Experts argue that the current justice system is too lenient toward youngsters and fails to cope with their crimes that are becoming more brutal in nature.
The Korean Institute of Criminology said in a report Thursday that the number of serious crimes committed by teenagers rose to 3,016 in 2010, a sharp increase from previous years.
Serious crimes are robbery, arson, rape and murder.
“Our society has done a poor job in deterring teenage crime. The problem lies in the nation’s legal system which has been too lenient toward teenage criminals,” said Lee Soo-jung, a criminal psychology professor at Kyonggi University in Seoul.
“They need to be subject to harsher punishment, in order to deter crime,” she said.
Another facet is that young perpetrators are becoming more brutal.
The suspects in the Sinchon college student murder case stabbed the victim more than 40 times in the head, neck and stomach.
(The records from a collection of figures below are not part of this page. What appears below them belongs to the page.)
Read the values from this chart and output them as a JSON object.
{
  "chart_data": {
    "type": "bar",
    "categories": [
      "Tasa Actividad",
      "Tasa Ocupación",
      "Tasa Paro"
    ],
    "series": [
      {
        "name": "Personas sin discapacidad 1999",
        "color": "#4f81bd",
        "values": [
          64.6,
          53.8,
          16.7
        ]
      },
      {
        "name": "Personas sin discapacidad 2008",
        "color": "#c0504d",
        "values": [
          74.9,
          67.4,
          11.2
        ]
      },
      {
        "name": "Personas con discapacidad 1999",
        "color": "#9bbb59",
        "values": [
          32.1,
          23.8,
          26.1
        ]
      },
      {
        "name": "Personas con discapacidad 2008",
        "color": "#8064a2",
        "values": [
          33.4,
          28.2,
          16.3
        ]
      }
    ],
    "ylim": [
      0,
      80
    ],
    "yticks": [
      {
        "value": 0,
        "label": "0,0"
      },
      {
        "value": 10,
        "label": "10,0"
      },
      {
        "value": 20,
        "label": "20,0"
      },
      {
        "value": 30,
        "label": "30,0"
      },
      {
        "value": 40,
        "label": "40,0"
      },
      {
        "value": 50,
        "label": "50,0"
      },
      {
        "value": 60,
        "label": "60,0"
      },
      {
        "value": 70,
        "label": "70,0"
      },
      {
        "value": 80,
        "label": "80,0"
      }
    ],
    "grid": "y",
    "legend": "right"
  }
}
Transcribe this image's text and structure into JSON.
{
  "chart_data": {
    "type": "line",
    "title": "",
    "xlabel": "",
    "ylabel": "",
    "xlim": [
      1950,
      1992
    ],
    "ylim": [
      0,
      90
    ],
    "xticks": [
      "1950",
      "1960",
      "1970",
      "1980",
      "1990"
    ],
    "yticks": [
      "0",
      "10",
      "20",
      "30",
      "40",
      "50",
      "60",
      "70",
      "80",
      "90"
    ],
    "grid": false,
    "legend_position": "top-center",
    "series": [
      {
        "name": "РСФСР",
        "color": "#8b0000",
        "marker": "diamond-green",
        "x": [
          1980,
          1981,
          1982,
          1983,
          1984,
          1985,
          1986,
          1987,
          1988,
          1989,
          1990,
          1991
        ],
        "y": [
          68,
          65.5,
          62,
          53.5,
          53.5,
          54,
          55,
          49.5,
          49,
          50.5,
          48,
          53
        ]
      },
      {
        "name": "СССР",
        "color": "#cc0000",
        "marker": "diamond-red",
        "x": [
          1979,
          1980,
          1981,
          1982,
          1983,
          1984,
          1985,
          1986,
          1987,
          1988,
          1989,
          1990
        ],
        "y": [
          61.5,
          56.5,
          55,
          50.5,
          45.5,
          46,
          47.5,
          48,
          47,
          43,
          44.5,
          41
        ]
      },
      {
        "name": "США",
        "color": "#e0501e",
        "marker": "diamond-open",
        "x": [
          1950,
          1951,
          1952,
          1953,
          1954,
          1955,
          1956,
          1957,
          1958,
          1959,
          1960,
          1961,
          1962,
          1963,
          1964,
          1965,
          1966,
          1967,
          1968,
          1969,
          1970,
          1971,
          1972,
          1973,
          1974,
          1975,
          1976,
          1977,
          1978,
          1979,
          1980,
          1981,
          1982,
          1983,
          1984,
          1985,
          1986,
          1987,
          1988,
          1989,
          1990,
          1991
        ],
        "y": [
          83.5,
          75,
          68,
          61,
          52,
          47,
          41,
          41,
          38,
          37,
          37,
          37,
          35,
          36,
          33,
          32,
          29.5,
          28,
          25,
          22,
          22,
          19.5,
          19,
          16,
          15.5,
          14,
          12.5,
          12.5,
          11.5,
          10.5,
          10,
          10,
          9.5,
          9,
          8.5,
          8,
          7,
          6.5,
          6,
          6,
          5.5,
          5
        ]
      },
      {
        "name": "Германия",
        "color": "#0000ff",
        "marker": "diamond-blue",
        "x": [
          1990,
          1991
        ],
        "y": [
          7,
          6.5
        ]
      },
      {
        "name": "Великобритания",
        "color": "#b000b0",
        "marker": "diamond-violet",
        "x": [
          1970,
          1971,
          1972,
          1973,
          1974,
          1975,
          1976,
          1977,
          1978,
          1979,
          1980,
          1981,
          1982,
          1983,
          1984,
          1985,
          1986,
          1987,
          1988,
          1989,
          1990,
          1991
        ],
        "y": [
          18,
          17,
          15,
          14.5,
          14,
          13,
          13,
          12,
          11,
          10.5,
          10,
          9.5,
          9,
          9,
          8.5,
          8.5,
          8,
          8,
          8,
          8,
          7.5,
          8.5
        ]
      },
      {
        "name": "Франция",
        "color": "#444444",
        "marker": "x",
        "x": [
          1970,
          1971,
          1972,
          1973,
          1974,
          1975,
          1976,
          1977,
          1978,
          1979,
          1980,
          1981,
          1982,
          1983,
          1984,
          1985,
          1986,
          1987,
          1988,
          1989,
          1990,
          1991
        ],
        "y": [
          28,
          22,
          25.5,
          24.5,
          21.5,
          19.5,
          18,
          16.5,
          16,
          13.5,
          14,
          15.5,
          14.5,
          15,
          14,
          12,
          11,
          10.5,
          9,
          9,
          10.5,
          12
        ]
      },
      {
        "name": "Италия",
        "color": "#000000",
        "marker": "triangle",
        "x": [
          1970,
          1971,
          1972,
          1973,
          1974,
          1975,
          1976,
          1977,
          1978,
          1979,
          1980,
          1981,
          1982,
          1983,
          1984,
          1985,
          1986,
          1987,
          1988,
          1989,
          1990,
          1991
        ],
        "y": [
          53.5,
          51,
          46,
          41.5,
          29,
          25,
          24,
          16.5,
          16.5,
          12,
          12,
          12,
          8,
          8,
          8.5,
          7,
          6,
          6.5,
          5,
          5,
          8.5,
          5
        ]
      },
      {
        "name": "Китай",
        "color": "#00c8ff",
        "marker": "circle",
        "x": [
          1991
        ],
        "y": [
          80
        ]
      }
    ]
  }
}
Moreover, participants in a murder case in Goyang used a baseball bat to kill their victim; and didn’t show any signs of remorse when they reenacted their crimes, or were asked how they felt about her death.
Their lack of remorse can be explained by the fact that they acted together. When together, they tend to lose their sense of responsibility and go along with the crowd. Together they commit even more serious crimes.
Another explanation is that the teenagers are not able to empathize with others, according to Jeon Young-sil, a researcher at the Crime Prevention and Treatment Research Center at the Korean Institute of Criminology.
“Teenagers are unable to form and maintain relationships based on affection. This is because it is often the case that those who commit the crimes are from underprivileged families unable to provide proper care,” Jeon said.
“It is essential that these families receive support raising their children, so that they are able to mature into psychologically stable individuals,” she continued.
Jeon also stressed that when teenagers start showing signs of anti-social behavior, it is critical for schools and the local community to promptly respond to the troubled youth to prevent them from moving on to criminal acts.